Il a ensuite voulu lotir les environs, mais le diocèse l’en empêcha en refusant l’autorisation de construire la chapelle. Celle-ci resta donc à l’état de ruine inachevée et fut démolie après la Seconde Guerre mondiale. Vandaele perd alors une grande partie de ses biens et s’installe à Anglet, en France, où il finit ses jours.
7. Rêve d’Enfant
Fochlaan 23
Le compositeur et violoniste Eugène Ysaÿe (1858-1931) était un ami de la Reine Élisabeth de Belgique. Il lui a même donné des leçons privées de violon. Comme la famille royale, Ysaÿe aimait venir à Knokke.
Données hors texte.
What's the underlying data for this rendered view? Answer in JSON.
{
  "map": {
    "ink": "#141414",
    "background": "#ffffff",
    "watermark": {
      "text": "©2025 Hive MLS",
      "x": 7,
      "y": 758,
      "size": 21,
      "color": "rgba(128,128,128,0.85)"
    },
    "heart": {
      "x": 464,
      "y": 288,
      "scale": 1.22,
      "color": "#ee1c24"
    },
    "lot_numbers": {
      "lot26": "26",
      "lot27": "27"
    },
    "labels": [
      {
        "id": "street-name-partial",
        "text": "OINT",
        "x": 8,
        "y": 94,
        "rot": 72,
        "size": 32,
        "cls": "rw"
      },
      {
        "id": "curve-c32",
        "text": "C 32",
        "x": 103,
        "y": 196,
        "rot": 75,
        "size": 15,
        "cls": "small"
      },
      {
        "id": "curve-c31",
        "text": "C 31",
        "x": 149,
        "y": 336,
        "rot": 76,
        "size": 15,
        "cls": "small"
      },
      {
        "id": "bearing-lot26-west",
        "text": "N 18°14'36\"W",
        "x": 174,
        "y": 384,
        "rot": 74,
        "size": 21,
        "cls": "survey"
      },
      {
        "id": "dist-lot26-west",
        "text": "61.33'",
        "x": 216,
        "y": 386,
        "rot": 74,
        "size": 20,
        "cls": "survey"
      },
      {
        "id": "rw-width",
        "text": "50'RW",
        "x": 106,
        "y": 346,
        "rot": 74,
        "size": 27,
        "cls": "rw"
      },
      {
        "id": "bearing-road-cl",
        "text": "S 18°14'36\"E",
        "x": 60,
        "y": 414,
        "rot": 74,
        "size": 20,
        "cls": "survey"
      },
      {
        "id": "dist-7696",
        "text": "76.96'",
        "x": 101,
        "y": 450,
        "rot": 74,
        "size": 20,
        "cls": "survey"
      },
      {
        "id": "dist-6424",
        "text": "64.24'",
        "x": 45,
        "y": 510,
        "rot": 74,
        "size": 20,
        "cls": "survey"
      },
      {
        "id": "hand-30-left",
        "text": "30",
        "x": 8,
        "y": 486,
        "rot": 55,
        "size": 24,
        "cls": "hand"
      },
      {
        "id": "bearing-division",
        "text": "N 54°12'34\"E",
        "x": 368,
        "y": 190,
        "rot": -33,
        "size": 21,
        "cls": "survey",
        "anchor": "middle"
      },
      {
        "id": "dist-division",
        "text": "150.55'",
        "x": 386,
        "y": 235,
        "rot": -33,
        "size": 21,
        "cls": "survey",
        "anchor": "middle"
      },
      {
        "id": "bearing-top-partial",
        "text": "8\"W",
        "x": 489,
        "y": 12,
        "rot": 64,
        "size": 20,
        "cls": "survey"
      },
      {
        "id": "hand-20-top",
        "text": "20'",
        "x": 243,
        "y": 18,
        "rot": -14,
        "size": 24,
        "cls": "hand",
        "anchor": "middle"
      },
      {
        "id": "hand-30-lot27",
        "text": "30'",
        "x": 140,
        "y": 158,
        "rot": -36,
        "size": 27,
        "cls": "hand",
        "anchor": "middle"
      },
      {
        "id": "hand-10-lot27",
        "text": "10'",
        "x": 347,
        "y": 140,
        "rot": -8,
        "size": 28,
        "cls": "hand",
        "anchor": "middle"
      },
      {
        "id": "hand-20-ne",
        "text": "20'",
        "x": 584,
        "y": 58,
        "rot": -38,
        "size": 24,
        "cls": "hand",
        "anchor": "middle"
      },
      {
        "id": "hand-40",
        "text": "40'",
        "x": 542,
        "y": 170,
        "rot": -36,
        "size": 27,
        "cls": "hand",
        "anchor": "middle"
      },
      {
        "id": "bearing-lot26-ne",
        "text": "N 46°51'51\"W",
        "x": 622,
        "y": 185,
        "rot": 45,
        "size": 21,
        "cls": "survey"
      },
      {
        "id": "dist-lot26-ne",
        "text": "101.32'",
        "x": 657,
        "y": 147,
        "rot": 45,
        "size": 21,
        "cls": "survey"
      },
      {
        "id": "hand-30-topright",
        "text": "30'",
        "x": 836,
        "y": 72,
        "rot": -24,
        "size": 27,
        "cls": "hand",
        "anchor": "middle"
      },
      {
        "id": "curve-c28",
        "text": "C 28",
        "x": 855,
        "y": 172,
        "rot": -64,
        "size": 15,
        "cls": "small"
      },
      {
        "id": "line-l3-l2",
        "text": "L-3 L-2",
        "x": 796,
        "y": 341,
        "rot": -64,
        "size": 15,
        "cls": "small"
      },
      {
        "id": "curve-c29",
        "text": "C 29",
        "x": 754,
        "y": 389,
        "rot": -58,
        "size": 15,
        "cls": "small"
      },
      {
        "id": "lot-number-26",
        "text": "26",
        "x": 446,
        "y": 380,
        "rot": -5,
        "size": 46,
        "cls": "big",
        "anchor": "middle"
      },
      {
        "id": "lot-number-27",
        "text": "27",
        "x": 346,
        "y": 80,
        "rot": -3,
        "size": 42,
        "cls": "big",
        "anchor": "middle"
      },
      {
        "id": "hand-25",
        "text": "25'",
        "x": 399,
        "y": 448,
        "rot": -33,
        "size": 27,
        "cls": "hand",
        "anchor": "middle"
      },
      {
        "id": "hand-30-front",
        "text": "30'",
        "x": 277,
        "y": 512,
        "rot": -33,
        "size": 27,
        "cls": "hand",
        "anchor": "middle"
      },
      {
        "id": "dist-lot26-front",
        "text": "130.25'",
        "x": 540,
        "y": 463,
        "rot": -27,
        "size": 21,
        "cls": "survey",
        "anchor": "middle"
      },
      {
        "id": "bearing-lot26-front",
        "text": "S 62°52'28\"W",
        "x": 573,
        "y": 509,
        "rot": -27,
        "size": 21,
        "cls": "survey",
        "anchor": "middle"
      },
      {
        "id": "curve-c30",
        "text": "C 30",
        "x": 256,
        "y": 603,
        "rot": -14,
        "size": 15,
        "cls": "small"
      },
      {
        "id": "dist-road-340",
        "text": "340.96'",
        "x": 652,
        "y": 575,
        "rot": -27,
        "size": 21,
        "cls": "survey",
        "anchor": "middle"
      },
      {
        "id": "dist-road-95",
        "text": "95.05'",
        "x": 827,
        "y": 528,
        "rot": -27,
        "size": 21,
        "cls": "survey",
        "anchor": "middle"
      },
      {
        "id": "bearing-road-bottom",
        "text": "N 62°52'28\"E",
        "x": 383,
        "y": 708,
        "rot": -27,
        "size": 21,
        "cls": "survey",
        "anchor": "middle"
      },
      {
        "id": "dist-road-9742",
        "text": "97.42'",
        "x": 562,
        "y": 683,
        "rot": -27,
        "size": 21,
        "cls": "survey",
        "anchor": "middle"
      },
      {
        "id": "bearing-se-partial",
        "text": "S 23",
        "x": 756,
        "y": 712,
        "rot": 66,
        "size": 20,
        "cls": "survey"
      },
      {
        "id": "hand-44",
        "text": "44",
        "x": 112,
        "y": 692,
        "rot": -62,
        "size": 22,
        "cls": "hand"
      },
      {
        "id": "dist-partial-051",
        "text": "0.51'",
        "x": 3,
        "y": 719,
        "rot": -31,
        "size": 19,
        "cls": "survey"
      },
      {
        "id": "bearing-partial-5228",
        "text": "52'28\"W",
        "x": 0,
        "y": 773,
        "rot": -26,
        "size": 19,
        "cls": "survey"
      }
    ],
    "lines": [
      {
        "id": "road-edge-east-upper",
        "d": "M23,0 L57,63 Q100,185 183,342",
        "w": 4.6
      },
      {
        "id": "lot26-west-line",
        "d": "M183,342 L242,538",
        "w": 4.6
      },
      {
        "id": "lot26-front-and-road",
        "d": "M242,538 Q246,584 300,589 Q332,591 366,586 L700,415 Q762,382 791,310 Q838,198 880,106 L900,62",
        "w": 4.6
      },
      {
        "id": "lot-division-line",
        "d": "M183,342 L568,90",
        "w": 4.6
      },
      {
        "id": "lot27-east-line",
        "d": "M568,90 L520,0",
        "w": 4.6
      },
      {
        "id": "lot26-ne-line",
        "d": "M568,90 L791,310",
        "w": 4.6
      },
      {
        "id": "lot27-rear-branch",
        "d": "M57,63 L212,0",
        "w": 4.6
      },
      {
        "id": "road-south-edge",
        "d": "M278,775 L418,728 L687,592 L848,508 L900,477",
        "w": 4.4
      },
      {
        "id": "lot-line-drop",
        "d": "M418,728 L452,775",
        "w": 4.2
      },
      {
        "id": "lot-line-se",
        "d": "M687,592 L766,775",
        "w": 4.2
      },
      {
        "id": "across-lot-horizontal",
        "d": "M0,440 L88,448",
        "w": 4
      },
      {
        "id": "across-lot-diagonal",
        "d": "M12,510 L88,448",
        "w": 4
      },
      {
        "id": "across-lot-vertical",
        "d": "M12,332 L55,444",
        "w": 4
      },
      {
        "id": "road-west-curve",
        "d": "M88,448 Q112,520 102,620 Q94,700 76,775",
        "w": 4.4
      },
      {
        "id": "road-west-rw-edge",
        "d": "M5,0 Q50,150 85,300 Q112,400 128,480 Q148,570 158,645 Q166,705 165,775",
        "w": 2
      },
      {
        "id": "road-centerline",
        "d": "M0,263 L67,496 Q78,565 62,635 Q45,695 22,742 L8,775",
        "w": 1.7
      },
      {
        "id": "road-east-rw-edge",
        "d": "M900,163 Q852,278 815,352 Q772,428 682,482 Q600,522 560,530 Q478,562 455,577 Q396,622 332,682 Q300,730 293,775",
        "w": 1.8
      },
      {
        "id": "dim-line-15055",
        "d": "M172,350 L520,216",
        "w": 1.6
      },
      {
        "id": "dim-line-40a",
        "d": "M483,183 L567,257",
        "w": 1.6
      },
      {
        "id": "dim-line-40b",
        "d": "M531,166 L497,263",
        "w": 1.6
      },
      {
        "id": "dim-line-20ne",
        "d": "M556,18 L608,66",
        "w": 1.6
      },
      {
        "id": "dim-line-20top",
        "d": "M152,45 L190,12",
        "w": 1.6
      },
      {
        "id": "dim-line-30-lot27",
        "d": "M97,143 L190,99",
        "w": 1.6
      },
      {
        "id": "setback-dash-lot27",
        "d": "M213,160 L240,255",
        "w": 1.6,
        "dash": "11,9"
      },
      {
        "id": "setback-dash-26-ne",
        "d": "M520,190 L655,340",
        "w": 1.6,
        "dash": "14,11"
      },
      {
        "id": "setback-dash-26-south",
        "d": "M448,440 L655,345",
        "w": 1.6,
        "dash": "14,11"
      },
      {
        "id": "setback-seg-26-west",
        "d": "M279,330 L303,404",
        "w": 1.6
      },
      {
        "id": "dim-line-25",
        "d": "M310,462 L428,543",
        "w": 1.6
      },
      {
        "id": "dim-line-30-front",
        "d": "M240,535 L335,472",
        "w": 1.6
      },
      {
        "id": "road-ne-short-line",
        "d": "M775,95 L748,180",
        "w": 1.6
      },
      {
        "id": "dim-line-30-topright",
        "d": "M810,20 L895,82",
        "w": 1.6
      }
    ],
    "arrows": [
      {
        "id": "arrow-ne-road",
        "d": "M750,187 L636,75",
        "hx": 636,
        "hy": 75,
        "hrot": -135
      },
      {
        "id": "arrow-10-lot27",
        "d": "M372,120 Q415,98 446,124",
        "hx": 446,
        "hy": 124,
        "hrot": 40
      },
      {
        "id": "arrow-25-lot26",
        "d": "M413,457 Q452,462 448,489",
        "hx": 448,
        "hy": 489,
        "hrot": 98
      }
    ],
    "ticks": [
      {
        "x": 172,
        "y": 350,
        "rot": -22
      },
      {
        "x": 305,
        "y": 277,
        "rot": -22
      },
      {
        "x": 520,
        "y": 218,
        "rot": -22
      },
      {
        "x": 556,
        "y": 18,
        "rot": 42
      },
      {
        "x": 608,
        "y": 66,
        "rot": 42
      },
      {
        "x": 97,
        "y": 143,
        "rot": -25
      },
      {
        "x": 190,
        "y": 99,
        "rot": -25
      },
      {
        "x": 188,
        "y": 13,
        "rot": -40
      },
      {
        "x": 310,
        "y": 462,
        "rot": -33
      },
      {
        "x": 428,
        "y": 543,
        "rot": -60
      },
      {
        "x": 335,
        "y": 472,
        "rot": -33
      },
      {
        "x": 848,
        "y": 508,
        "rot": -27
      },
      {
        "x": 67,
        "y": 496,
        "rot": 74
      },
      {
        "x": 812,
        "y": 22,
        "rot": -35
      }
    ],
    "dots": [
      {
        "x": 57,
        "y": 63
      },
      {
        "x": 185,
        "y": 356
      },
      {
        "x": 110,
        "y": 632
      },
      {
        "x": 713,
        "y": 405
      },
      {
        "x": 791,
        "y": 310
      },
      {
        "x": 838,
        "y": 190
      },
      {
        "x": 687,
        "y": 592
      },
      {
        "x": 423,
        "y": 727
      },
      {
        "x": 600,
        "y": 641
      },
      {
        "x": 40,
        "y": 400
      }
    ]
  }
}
Il existe d’ailleurs de superbes photos du musicien -assez corpulent- jouant au tennis au Zoute. Sa première maison, la villa "Chanterelle" (1913), fut démolie pendant la Seconde Guerre mondiale, mais il séjourna ensuite à la villa "Rêve d’Enfant" sur la Fochlaan.
Elle porte le nom d’une pièce qu’il avait dédiée à son fils Antoine (1894-1979) en 1901. Depuis 2017, Les Amis du Zoute organisent à Knokke, un festival biennal consacré au compositeur. La princesse Esmeralda est la marraine de l’événement.